Angesichts der schnellebigen Zeit ist man in der Tat erstaunt über die stillen Oasen, die sich gegen den Strom an verwachsenen Ufern festkrallen. Gemeint sind die auf Kalkül frühzeitig beschlossenen Remispartien, die dem Partiengemälde auf Großmeisterturnieren farblose Tupfer bescheren. Wer wundert sich dann noch, wenn hochkarätige Spieler wie Anatoli Karpow oder Robert Hübner sich in Stellungen die Hand zum Friedensschluß reichen, wo der Laie und Novize überhaupt anfangen würde, ernste Pläne zu schmieden. Zur Verulkung des Ganzen wurde der Begriff 'Salonremis' eingeführt, brachte er doch zum Ausdruck, daß die werte Herrschaft geruhte, ein Nickerchen einzuschieben. Geht den Meistern der Stoff zu Angriffspartien aus? Gehört kompromißloses Spiel zum antiquierten Repertoire? Remiseure sind auf Schleichfahrt, und je höher man auf der Leiter der Elo-Zahlen hinaufblickt, desto schonungsloser werden Partien beendet, ehe sie richtig angefangen haben. Die Schande steht diesen Machwerken ins Gesicht geschrieben. Allein, niemand schert sich darum. In den Fachjournalen werden sie erst gar nicht abgedruckt oder nur mit dem Hinweis vermerkt, daß dieser und jener Meister eine Remisvariante gewählt hatte. Ginge es nach dem Leistungsprinzip, ein beträchtlicher Teil der Partien müßte annulliert werden. So gesehen überrascht es nicht, daß zumal die Turnierveranstalter allen Ernstes erwägen, Remispartien, die nur dem Scheine nach gespielt wurden, künftig nicht mehr mit einem halben Punkt "auszuzeichnen". Im Grunde ist der Gedanke so hinterwäldlerisch nicht, denn jeder Provinzheini mit einigermaßen begabtem Schachverstand könnte ein Remis nach zehn oder fünfzehn Zügen absolvieren, sofern die Spielbereitschaft bei beiden Akteuren ohnehin auf Null geht. Man spiele den Leierkasten und sammle dann die Meriten ein. Andere, die alles riskieren und mitunter nur deswegen kein Preisgeld kassieren, weil sie jede Partie ernstgenommen hatten, sind die Gelackmeierten bei diesem Remisgeschiebe. Daß es auch anders geht, daß Mut nicht nur symbolische Zierde auf einem Wappen sein muß, bewiesen im heutigen Rätsel der Sphinx die beiden Fernschachler Schurawlew und Prieditis. Weiß war am Zuge und sagte sich, wozu Porto verschwenden, wenn man nicht spielen will und glänzte mit einem sternfunkelnden Angriff. Was sagst du dazu, Wanderer?
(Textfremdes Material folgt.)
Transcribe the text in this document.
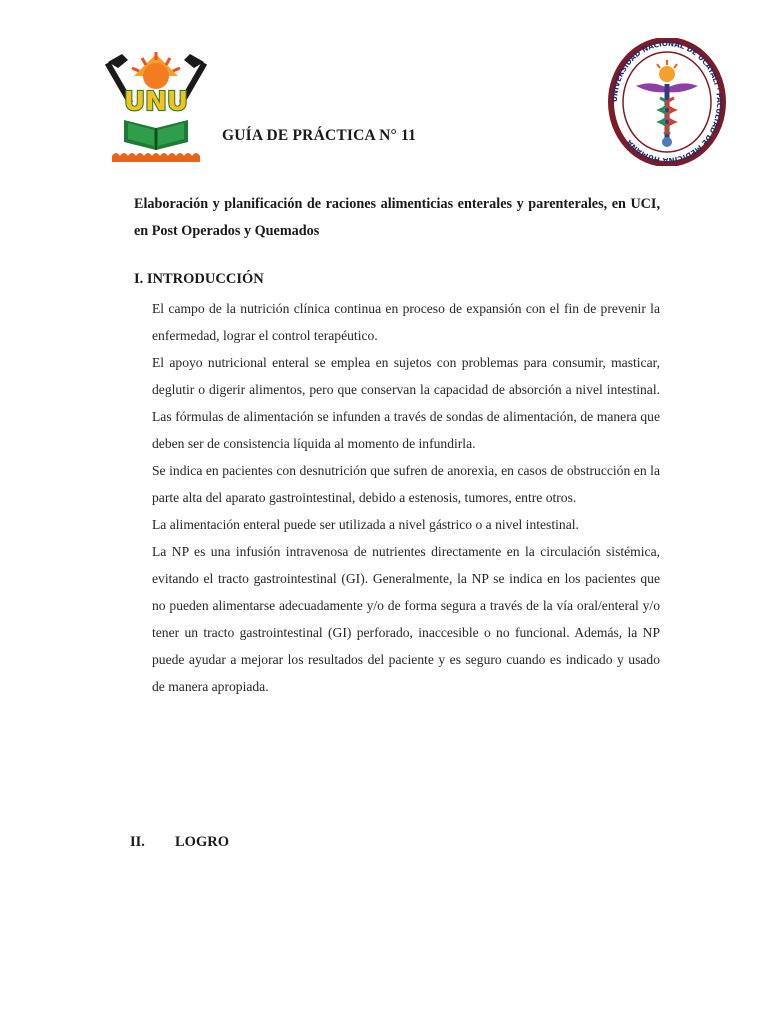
UNU	UNIVERSIDAD NACIONAL DE UCAYALI · FACULTAD DE MEDICINA HUMANA
GUÍA DE PRÁCTICA N° 11
Elaboración y planificación de raciones alimenticias enterales y parenterales, en UCI, en Post Operados y Quemados
I. INTRODUCCIÓN

El campo de la nutrición clínica continua en proceso de expansión con el fin de prevenir la enfermedad, lograr el control terapéutico.

El apoyo nutricional enteral se emplea en sujetos con problemas para consumir, masticar, deglutir o digerir alimentos, pero que conservan la capacidad de absorción a nivel intestinal. Las fórmulas de alimentación se infunden a través de sondas de alimentación, de manera que deben ser de consistencia líquida al momento de infundirla.

Se indica en pacientes con desnutrición que sufren de anorexia, en casos de obstrucción en la parte alta del aparato gastrointestinal, debido a estenosis, tumores, entre otros.

La alimentación enteral puede ser utilizada a nivel gástrico o a nivel intestinal.

La NP es una infusión intravenosa de nutrientes directamente en la circulación sistémica, evitando el tracto gastrointestinal (GI). Generalmente, la NP se indica en los pacientes que no pueden alimentarse adecuadamente y/o de forma segura a través de la vía oral/enteral y/o tener un tracto gastrointestinal (GI) perforado, inaccesible o no funcional. Además, la NP puede ayudar a mejorar los resultados del paciente y es seguro cuando es indicado y usado de manera apropiada.

II. LOGRO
SCHACH-SPHINX/05599: Remiseure auf Schleichfahrt (SB)

Schurawlew - Prieditis
Fernpartie 1968

Auflösung des letzten Sphinx-Rätsels:
Ach, das Weiße im Auge unseres Schachfreundes Kopylow schien bereits in siegessicherer Erwartung zu glänzen, doch als sein Kontrahent Danow den Zug 1...Kc7-b6!! ausführte, war es mit der Freude vorbei. Aus gutem Grund, denn nach 2.Te7xd7 hätte das Familienschach 2...Sc5-e4+ allen Hoffnungen ein Ende bereitet.